IndisputableMonolith.GameTheory.NashEquilibriumFromJCost
This module constructs a minimal two-player game in Recognition Science where strategies are positive reals and payoffs are built from the J-cost function. It defines profiles, joint costs, Nash conditions, and certifies that the canonical profile satisfies equilibrium. Researchers linking RS cost minimization to classical game theory cite it. The module consists of definitions and direct algebraic checks that draw on the imported Cost module.

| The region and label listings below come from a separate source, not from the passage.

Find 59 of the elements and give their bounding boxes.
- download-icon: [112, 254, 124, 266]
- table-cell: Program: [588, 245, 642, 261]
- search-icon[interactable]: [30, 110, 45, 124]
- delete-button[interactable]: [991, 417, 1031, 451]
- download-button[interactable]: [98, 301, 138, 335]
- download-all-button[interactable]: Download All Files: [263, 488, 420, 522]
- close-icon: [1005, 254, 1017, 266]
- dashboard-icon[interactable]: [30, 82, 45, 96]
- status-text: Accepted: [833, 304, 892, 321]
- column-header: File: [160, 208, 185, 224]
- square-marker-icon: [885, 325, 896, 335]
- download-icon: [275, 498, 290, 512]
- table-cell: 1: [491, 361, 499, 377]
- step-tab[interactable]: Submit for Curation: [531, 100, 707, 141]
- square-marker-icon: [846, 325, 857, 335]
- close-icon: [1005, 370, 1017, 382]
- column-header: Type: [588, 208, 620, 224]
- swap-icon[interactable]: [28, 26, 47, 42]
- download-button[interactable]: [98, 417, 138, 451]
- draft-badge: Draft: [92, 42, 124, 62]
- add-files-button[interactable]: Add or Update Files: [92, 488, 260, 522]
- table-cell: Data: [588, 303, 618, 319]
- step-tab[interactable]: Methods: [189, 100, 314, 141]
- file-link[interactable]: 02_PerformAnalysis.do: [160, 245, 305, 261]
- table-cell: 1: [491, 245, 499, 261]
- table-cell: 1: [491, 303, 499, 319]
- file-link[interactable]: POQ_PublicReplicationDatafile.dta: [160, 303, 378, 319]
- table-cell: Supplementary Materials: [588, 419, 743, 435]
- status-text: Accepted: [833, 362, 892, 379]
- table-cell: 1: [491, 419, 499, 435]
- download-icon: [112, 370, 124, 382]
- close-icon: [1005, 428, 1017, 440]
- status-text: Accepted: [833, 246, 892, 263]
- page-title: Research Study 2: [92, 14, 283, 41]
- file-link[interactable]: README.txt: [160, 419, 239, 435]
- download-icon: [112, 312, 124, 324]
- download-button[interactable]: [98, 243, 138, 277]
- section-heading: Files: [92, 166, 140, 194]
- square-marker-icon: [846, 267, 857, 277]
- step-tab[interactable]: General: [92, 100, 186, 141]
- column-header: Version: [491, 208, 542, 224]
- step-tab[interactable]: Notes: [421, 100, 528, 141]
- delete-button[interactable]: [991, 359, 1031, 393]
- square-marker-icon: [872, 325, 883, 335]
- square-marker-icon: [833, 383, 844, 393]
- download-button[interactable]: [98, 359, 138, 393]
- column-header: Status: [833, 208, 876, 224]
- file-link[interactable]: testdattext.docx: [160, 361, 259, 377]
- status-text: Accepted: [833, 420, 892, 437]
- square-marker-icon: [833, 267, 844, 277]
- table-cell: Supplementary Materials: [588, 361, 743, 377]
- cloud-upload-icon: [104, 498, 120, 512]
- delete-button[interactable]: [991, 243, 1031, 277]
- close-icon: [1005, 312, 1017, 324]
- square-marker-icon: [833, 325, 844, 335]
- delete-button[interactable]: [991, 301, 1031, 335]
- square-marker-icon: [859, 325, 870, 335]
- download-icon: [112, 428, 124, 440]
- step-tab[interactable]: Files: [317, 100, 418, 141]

claimLet $J$ denote the J-cost function. A two-player profile is a pair of positive reals $(x,y)$. The joint J-cost is defined as $J(x)+J(y)+J(xy)+J(x/y)$. The canonical profile is $(1,1)$. A profile is a Nash equilibrium when neither player can unilaterally lower the joint cost by changing its strategy ratio.
background
Recognition Science derives physics from the J-cost function satisfying the Recognition Composition Law. The module imports the fundamental time quantum from Constants and the cost definitions from Cost. It treats the simplest non-trivial case of two-player interaction by encoding strategies as positive real ratios whose joint cost is assembled from the four terms $J(x)$, $J(y)$, $J(xy)$, and $J(x/y)$.
proof idea
This is a definition module, no proofs.
why it matters in Recognition Science
The module supplies the game-theoretic reading of J-cost minimization and thereby connects to the J-uniqueness result (T5) in the forcing chain. It prepares the ground for later applications that embed classical equilibria inside the RS cost framework, even though no downstream theorems yet depend on it.
scope and limits
- Does not treat games with more than two players.
- Does not incorporate continuous time or quantum strategies.
- Does not address arbitrary payoff matrices outside the J-cost construction.
- Does not prove uniqueness of the Nash equilibrium.